From the list on race and class in the United States.
Who am I?
I’m a historian of the African American freedom struggle with more than two decades of experience researching and teaching on this topic. My work focuses especially on the connections between race and class and the ways Black people have fought for racial and economic justice in the twentieth century. I write books and articles that are accessible for general audiences and that help them to understand the historical origins of racism in the United States, the various forms it has taken, and the reasons why it has persisted into the present.
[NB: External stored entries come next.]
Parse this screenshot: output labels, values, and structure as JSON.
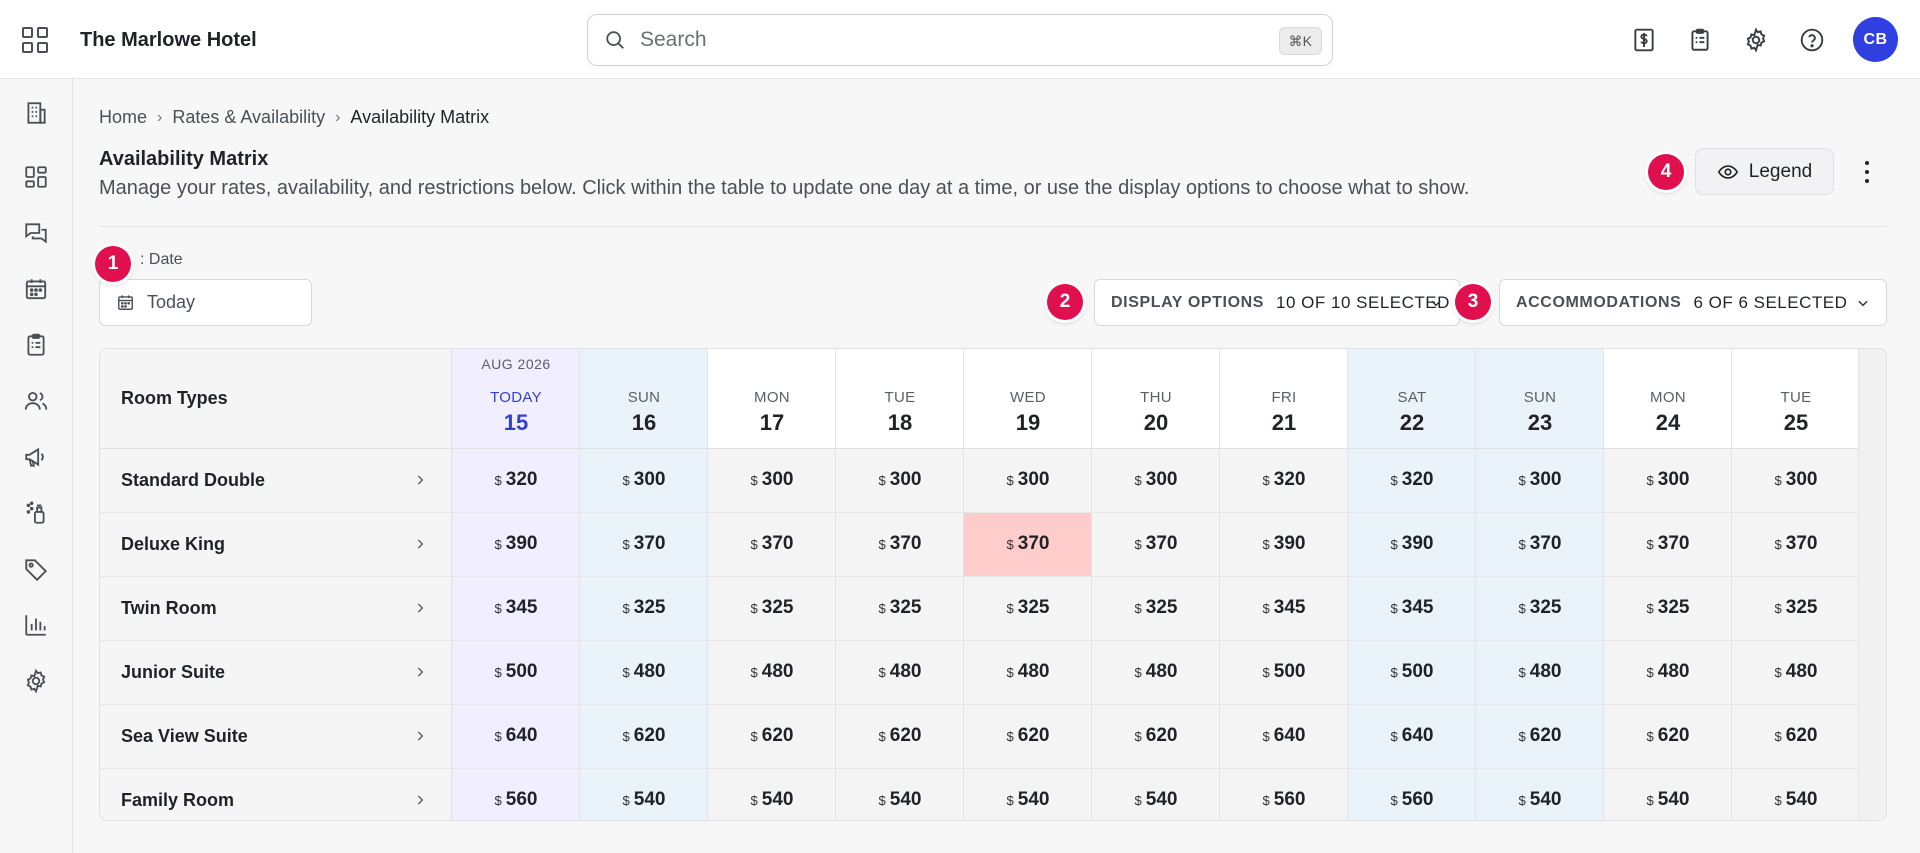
{
  "app": {
    "hotel_name": "The Marlowe Hotel",
    "search_placeholder": "Search",
    "search_shortcut": "⌘K",
    "avatar_initials": "CB",
    "colors": {
      "accent": "#2f3fe0",
      "badge": "#e0104f",
      "highlight_cell": "#ffcccc"
    }
  },
  "top_icons": [
    "billing-icon",
    "clipboard-icon",
    "settings-icon",
    "help-icon"
  ],
  "sidebar": [
    "building-icon",
    "dashboard-icon",
    "messages-icon",
    "calendar-icon",
    "clipboard-icon",
    "guests-icon",
    "megaphone-icon",
    "cleaning-icon",
    "tag-icon",
    "chart-icon",
    "settings-icon"
  ],
  "breadcrumb": {
    "home": "Home",
    "section": "Rates & Availability",
    "current": "Availability Matrix"
  },
  "page": {
    "title": "Availability Matrix",
    "description": "Manage your rates, availability, and restrictions below. Click within the table to update one day at a time, or use the display options to choose what to show.",
    "legend_label": "Legend"
  },
  "badges": {
    "b1": "1",
    "b2": "2",
    "b3": "3",
    "b4": "4"
  },
  "filters": {
    "date_label": ": Date",
    "date_value": "Today",
    "display_options_label": "DISPLAY OPTIONS",
    "display_options_value": "10 OF 10 SELECTED",
    "accommodations_label": "ACCOMMODATIONS",
    "accommodations_value": "6 OF 6 SELECTED"
  },
  "table": {
    "room_types_header": "Room Types",
    "month_label": "AUG 2026",
    "currency": "$",
    "days": [
      {
        "dow": "TODAY",
        "num": "15",
        "kind": "today"
      },
      {
        "dow": "SUN",
        "num": "16",
        "kind": "weekend"
      },
      {
        "dow": "MON",
        "num": "17",
        "kind": "weekday"
      },
      {
        "dow": "TUE",
        "num": "18",
        "kind": "weekday"
      },
      {
        "dow": "WED",
        "num": "19",
        "kind": "weekday"
      },
      {
        "dow": "THU",
        "num": "20",
        "kind": "weekday"
      },
      {
        "dow": "FRI",
        "num": "21",
        "kind": "weekday"
      },
      {
        "dow": "SAT",
        "num": "22",
        "kind": "weekend"
      },
      {
        "dow": "SUN",
        "num": "23",
        "kind": "weekend"
      },
      {
        "dow": "MON",
        "num": "24",
        "kind": "weekday"
      },
      {
        "dow": "TUE",
        "num": "25",
        "kind": "weekday"
      }
    ],
    "rows": [
      {
        "name": "Standard Double",
        "rates": [
          "320",
          "300",
          "300",
          "300",
          "300",
          "300",
          "320",
          "320",
          "300",
          "300",
          "300"
        ]
      },
      {
        "name": "Deluxe King",
        "rates": [
          "390",
          "370",
          "370",
          "370",
          "370",
          "370",
          "390",
          "390",
          "370",
          "370",
          "370"
        ],
        "highlight": [
          4
        ]
      },
      {
        "name": "Twin Room",
        "rates": [
          "345",
          "325",
          "325",
          "325",
          "325",
          "325",
          "345",
          "345",
          "325",
          "325",
          "325"
        ]
      },
      {
        "name": "Junior Suite",
        "rates": [
          "500",
          "480",
          "480",
          "480",
          "480",
          "480",
          "500",
          "500",
          "480",
          "480",
          "480"
        ]
      },
      {
        "name": "Sea View Suite",
        "rates": [
          "640",
          "620",
          "620",
          "620",
          "620",
          "620",
          "640",
          "640",
          "620",
          "620",
          "620"
        ]
      },
      {
        "name": "Family Room",
        "rates": [
          "560",
          "540",
          "540",
          "540",
          "540",
          "540",
          "560",
          "560",
          "540",
          "540",
          "540"
        ]
      }
    ]
  }
}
Greta's book list on race and class in the United States
Discover why each book is one of Greta's favorite books.
Why did Greta love this book?
Labor unions played a key role in lifting millions of Americans—mostly white male industrial workers—into the middle class in the mid-twentieth century. The passage of civil rights legislation in the 1960s opened access to unionized manufacturing jobs and led to new waves of labor activism by women and people of color, but these were undermined by political and economic shifts that eliminated millions of jobs in the late twentieth century. Windham shows how anti-union policies and practices made it more difficult for workers to organize and force employers to the negotiating table, which explains the persistence of racial and economic inequality in the twenty-first century. Like Foner’s Nothing But Freedom (mentioned above), the book provides ample evidence that nothing about this was foreordained—once again, those who set the rules of a more globalized economy did so in ways that allowed some people to prosper while others starved.